In the past, I viewed the times when I was studying an OU module as a time of learning and the in-between times as times of embedding and consolidating. I think that this is a reasonable approach given that you get so much thrown at you in a module it is hard to stand back from it all and see its value at the time. But, the distinction should not really be of times when I ‘learn’ and times when I ‘do’, because in taking on board a disposition of small ‘r’ researcher, I am always learning just that some of it involves learning from the academic/intellectual endeavours and some of it involves learning from practice and experience.
I recognise now that the learning I value most from my history of being an OU student is when the academic/intellectual is immediately relevant to my practice. And the learning that I most value from practice and experience is where I have used concepts/tools from academic/intellectual fields as an integral part of reflection and planning of actions. In other words, it works best when I am braiding the two.
OU courses have always given me the space to approach this in a rigorous and staged way – and through the process of assignments and examined work, you can get a real idea of how well you are doing this. But to use Schon’s metaphor – this is the high ground – a place where intellectual rigour and academic standards are important. The trick seems to be how you take the skills, knowledge and tools that you gather on the high ground into the swampy lowland of issues of concern.
I suppose this is where the discipline of Systems is different, it may operate as an intellectual discipline but it aims to give you the skills, knowledge and tools that are appropriate for the swamp, rather than skills, knowledge and tools that are appropriate for the high ground. In studying Systems, I have actually had to practice going through the swampy lowland from one shore of high ground to another – little islands of security to take stock before wading some more.
In real life, it’s easy to get bogged down in the swamp – time pressures; multiple demands; and no real sense of where you are going and what you may need along the way. So in going on a self-guided journey I need to carry with me those ideas, tools and concepts I have gathered in my Systems studies and I need to travel with awareness of all of the choices that those ideas, tools and concepts give me. And, remember that the course materials and text books offers shores of sanity if I need them.
(My mind has found a parallel in computer games! I am not an Xbox user but I did once play Sonic the hedgehog enough to get through to the end 🙂 . The experienced player of a game knows where to find the super-powers his or her character needs to get through the most difficult parts of the game. So they learn through experience to collect the ‘jump high’ power, three or four screens before the character will need to do an extra high jump.)

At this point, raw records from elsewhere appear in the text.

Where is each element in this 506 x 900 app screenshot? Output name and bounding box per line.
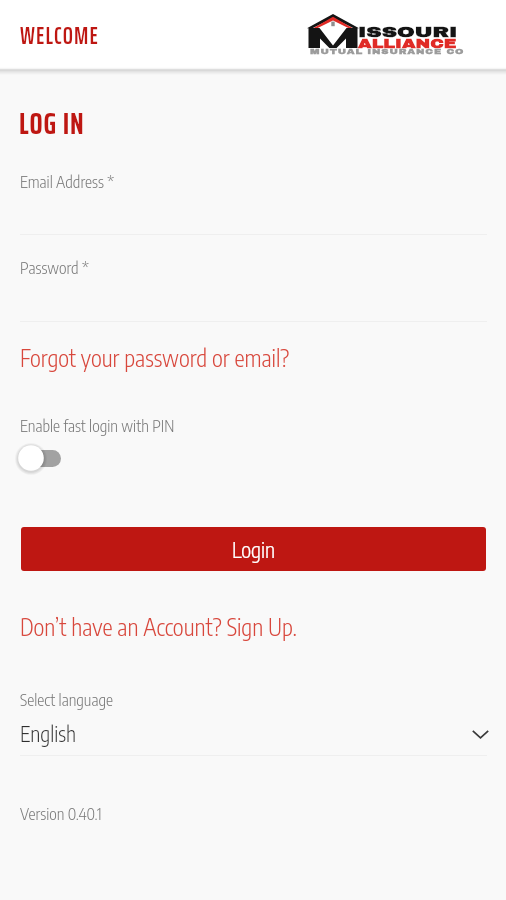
button[interactable]: Enable fast login with PIN xyxy=(15,442,65,474)
other: Select language xyxy=(472,730,489,739)
staticText: English xyxy=(20,720,77,746)
staticText: Enable fast login with PIN xyxy=(20,416,175,436)
staticText: WELCOME xyxy=(20,17,99,55)
staticText: Select language xyxy=(20,690,113,710)
button[interactable]: Don’t have an Account? Sign Up. xyxy=(20,612,297,641)
staticText: LOG IN xyxy=(19,99,85,148)
staticText: Forgot your password or email? xyxy=(20,343,290,372)
staticText: Version 0.40.1 xyxy=(20,804,102,824)
staticText: MUTUAL INSURANCE CO xyxy=(310,48,466,56)
staticText: ALLIANCE xyxy=(358,37,456,51)
staticText: Password * xyxy=(20,258,89,278)
button[interactable]: English xyxy=(20,718,487,748)
button[interactable]: Forgot your password or email? xyxy=(20,343,290,372)
staticText: Email Address * xyxy=(20,172,115,192)
staticText: ISSOURI xyxy=(358,25,458,40)
staticText: Don’t have an Account? Sign Up. xyxy=(20,612,297,641)
staticText: Login xyxy=(232,536,276,562)
button[interactable]: Login xyxy=(21,527,486,571)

The other big difference is feedback – as a formal student you get a mark, it is very tangible and practically real time compared with the time lag in the real world. In the swamp, the map changes as you go through it, at times the compass just spins around, and sometimes you realise that you have just ignored and gone past something that was significant just because you did not know to value it at the time. Evaluating your own journey and accepting the difficulties of ‘valuing’ and time lag are part and parcel of journeying in the swamp.

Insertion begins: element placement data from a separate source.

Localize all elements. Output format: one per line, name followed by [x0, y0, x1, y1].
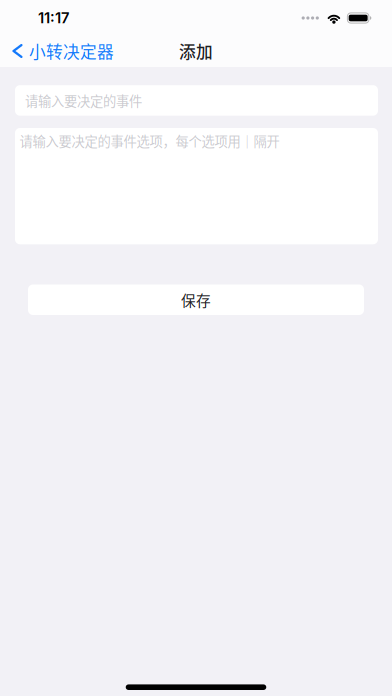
button[interactable]: 请输入要决定的事件选项，每个选项用｜隔开 [15, 128, 378, 244]
staticText: 添加 [179, 39, 213, 63]
staticText: 请输入要决定的事件 [25, 91, 142, 110]
button[interactable]: 请输入要决定的事件 [15, 85, 378, 116]
staticText: 小转决定器 [29, 39, 114, 63]
staticText: 保存 [181, 289, 211, 310]
button[interactable]: 保存 [28, 284, 364, 315]
button[interactable]: 小转决定器 [0, 33, 124, 69]
staticText: 11:17 [38, 9, 69, 27]
staticText: 请输入要决定的事件选项，每个选项用｜隔开 [20, 131, 280, 150]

It is tempting to assume that a swampy journey is a lonely journey. But it is not. Part of what I carry with me is the heritage of the Systems discipline and all the people that contributed to its development – like a set of different voices that are with you. (Not in the sense of schizophrenia but drawing on Bakhtin‘s idea of language being populated with other voices). Not only that but I’ll also go legs of this journey with other people – people from my different communities and networks. This requires me to be clear enough about my intent to be able to say ‘I am thinking of going in this direction, anyone else heading that way-ish’ and being able to form a group to journey with for a while.

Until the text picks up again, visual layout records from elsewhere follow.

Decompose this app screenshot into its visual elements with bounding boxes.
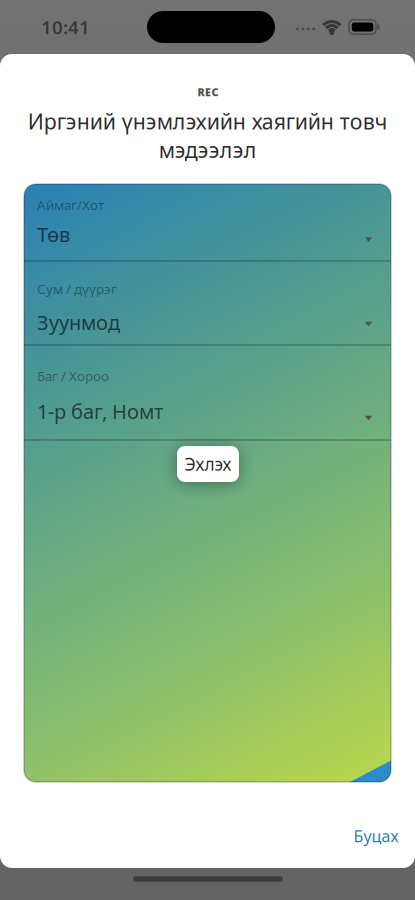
staticText: Сум / дүүрэг [37, 280, 117, 298]
button[interactable]: Буцах [354, 825, 398, 847]
staticText: Буцах [354, 825, 398, 847]
button[interactable]: Эхлэх [177, 446, 239, 482]
staticText: Зуунмод [37, 309, 120, 336]
staticText: Иргэний үнэмлэхийн хаягийн товч мэдээлэл [28, 107, 388, 164]
staticText: Эхлэх [184, 452, 232, 476]
button[interactable]: Баг / Хороо [24, 345, 391, 440]
staticText: 1-р баг, Номт [37, 398, 163, 425]
button[interactable]: Сум / дүүрэг [24, 261, 391, 345]
staticText: REC [198, 85, 218, 99]
button[interactable]: Аймаг/Хот [24, 184, 391, 261]
staticText: 10:41 [41, 15, 90, 39]
staticText: Аймаг/Хот [37, 196, 104, 214]
staticText: Төв [37, 221, 70, 248]
staticText: Баг / Хороо [37, 367, 109, 385]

So what does all this mean for me, at this junction I am at now. Going back to my motivation for studying Systems – getting enough confidence both to improve my own practice but also to introduce to others – this is all about brokering a relationship between two communities that to date I have kept separate – the community of people doing Systems and the community of people striving to improve wellbeing and health. It is about how I draw together those two communities so they learn from each other’s understandings and practices.
At work, this is about those day to day interactions. I’ve already made what I see to be a desirable (and hope to be feasible) move by sharing my end of module project – a Briefing Paper on opening up possibilities to improve capabilities for managing systemic change for purpose of improving health and wellbeing – with my manager. He has agreed to read it and we have an hour scheduled to talk about it! In some ways, I am testing the ground – making an intervention to see whether it leads to productive conversation and any ripple effects. It is the first time ever, I have explicitly introduced a product of my academic/intellectual life into my work life – although many other things have been diluted down and introduced in a more disguised way. Let’s see what that intervention changes and learn from it. Step by step in a swamp!
The challenge in keeping in touch with the systems communities is ensuring I create the time and space to do so. Out of necessity I think this needs to be from ‘domestic time’, rather than ‘work time’. It also will have to be predominantly electronic. I already have a small community of key people to work with on issues of common concern, particularly introducing systems thinking and practice into the public sector and policy world. That’ll help a lot.